A dispiriting night waded early in the murky waters of self-help. Tracing the obstacles preventing a man becoming the best he can be. Sometimes, the man himself.

John Giles told us the parable of Mick Bates, a bit-part player during his time at Leeds. “Good player, good ability, could have been better.”

Gilesy had been onto him regularly, trying to find a little more, until one day Bates called him aside on the training pitch.

“Look John, I know you want to be the best midfield player in the world, but I don’t want to be the best midfield player in the world.”

Bates just wanted to get by. Gilesy worried that James McCarthy too might have to persuade himself to get where he needed to be; to impose himself, to demand the ball, to lead.

What about his country? Would a Trap team ever be the best it could be? As usual; a single reference point. “Will it be like Paris?” wondered Billo.

Somehow, they thought it might, frightening Billo a little. “I can’t understand it; a huge sense of optimism has developed lately.” “I kind of worry about this as well,” said Tony O’Donoghue.

“Today will be a special game, and I fancy us to win,” beamed Giles, as bullish as he’s been in years. “A more progressive 11 than he usually picks,” begrudged Eamon Dunphy.

The proviso; “The system has to go out the window. Footballers win matches by invention and their own initiative. The straitjacket has to come off.”

By the interval, optimism had evaporated, save for Robbie’s. Dunphy hailed the goal. “Courage, anticipation, never-say-die attitude, real guts and desire. And the optimism of the great strikers.”

But McCarthy had people to convince, maybe himself.

“He’s letting the game pass him by,” accused Brady. Some sympathy from Giles: “Everything is long. If it’s in the air all the time, it’s very difficult to get it.”

“It’s all tenacity with us, no guile” said Brady. “We need Wes Hoolahan on the pitch. If it goes on like this, we’ll lose,” warned Dunphy.

And so it transpired. The straitjacket stayed on, and by the end George Hamilton saw little left underneath. “Just like the jumper that gets caught on a nail and the wool begins to unravel.”

Getting by wasn’t enough this time.

The inquest. Ronnie Whelan: “It feels such a low.” Dunphy: “Every Irish soccer fan will feel despair. I think this coach has come to the end of the line. A terrible performance. I feel sorry for the players. I don’t think they can manage Trapattoni’s system. It is crude. At some stages, it was stupid.”
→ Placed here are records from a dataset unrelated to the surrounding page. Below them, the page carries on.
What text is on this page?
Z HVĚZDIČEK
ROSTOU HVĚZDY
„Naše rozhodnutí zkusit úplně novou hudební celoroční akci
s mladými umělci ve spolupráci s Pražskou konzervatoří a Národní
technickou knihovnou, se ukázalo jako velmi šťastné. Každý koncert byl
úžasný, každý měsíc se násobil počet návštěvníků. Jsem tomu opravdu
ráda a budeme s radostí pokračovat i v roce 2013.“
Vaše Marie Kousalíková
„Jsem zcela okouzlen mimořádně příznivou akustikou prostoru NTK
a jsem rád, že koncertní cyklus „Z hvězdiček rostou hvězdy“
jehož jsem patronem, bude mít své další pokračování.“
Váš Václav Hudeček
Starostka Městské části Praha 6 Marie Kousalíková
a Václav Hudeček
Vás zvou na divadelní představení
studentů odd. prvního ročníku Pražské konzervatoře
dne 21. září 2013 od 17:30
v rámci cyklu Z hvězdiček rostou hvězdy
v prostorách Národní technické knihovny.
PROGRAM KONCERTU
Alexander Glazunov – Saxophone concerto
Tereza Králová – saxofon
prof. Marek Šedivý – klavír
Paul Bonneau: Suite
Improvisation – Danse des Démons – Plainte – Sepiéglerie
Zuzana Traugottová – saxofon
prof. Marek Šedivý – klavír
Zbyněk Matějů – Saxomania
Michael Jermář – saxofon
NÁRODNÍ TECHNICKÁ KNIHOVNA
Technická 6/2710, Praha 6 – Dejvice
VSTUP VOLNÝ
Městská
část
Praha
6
“There is a stubbornness there that really is almost offensive.”

Giles admitted his optimism had been totally misplaced. “It’s not the way to play football. By the end, it was a shambles. I didn’t really care at the end. Because I didn’t think we deserved to get to Rio.”
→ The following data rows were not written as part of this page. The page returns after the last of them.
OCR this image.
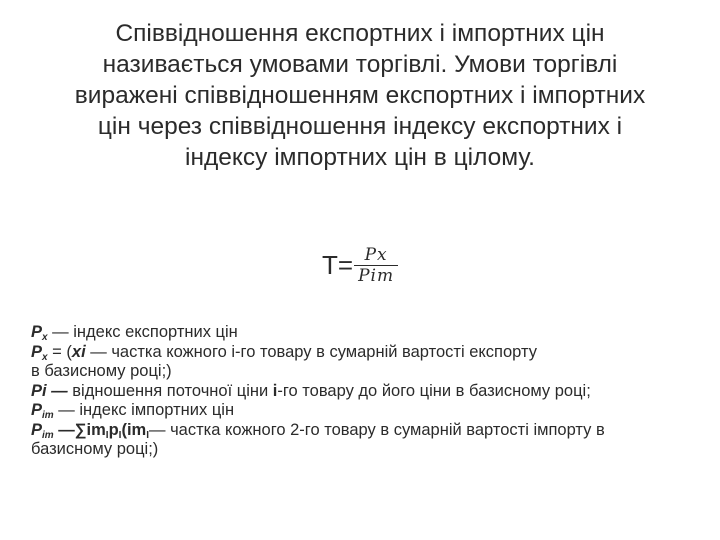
Співвідношення експортних і імпортних цін
називається умовами торгівлі. Умови торгівлі
виражені співвідношенням експортних і імпортних
цін через співвідношення індексу експортних і
індексу імпортних цін в цілому.
$T= \frac{Px}{\text{Pim}}$
$P_x$ — індекс експортних цін
$P_x = (хі$ — частка кожного і-го товару в сумарній вартості експорту
в базисному році;)
Pi — відношення поточної ціни і-го товару до його ціни в базисному році;
$P_{im}$ — індекс імпортних цін
$P_{im}$ $—\sum im_Ip_I(im_I—$ частка кожного 2-го товару в сумарній вартості імпорту в
базисному році;)
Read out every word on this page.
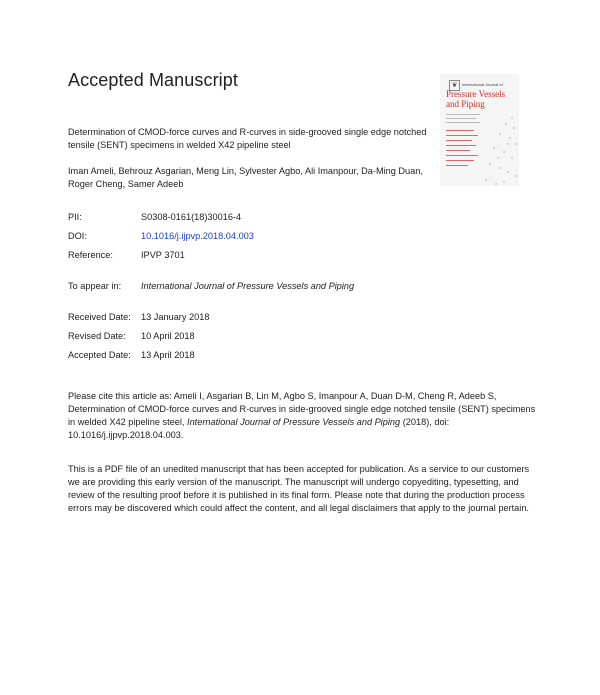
Accepted Manuscript	❦	International Journal of
Pressure Vessels and Piping
Determination of CMOD-force curves and R-curves in side-grooved single edge notched tensile (SENT) specimens in welded X42 pipeline steel
Iman Ameli, Behrouz Asgarian, Meng Lin, Sylvester Agbo, Ali Imanpour, Da-Ming Duan, Roger Cheng, Samer Adeeb
PII:	S0308-0161(18)30016-4
DOI:	10.1016/j.ijpvp.2018.04.003
Reference:	IPVP 3701
To appear in: International Journal of Pressure Vessels and Piping
Received Date: 13 January 2018
Revised Date: 10 April 2018
Accepted Date: 13 April 2018
Please cite this article as: Ameli I, Asgarian B, Lin M, Agbo S, Imanpour A, Duan D-M, Cheng R, Adeeb S, Determination of CMOD-force curves and R-curves in side-grooved single edge notched tensile (SENT) specimens in welded X42 pipeline steel, International Journal of Pressure Vessels and Piping (2018), doi: 10.1016/j.ijpvp.2018.04.003.
This is a PDF file of an unedited manuscript that has been accepted for publication. As a service to our customers we are providing this early version of the manuscript. The manuscript will undergo copyediting, typesetting, and review of the resulting proof before it is published in its final form. Please note that during the production process errors may be discovered which could affect the content, and all legal disclaimers that apply to the journal pertain.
Brady, who has stuck by his friend, his boss, his colleague for so long, almost threw up his hands. “Brawn over guile. Our tactics were predictable. It hasn’t worked so the manager will have to pay the price. He knows that.”

Dunphy accepted he had been an advocate of getting Trapattoni. “This man has real pedigree. That’s the mystery. I’m still astonished that he made such a bags of it.”

Riled, Brady offered the old saver about resources. “If we’re hanging our hat on James McCarthy, we are struggling.”

Dunphy, for his part, turned up one or two weaknesses in Glenn Whelan’s game

“A terrible player. He can’t run. He can’t pass. He can’t tackle. He can’t see anything…”

Before moving to head off any groundswell of sympathy for his victim… “And he drives two Ferraris.”

But perhaps Gilesy offered the starkest condemnation of all.

“If I thought, as a kid, that I’d have to play football like that; I’d never have played football.”

Even Mick Bates wouldn’t have wanted that.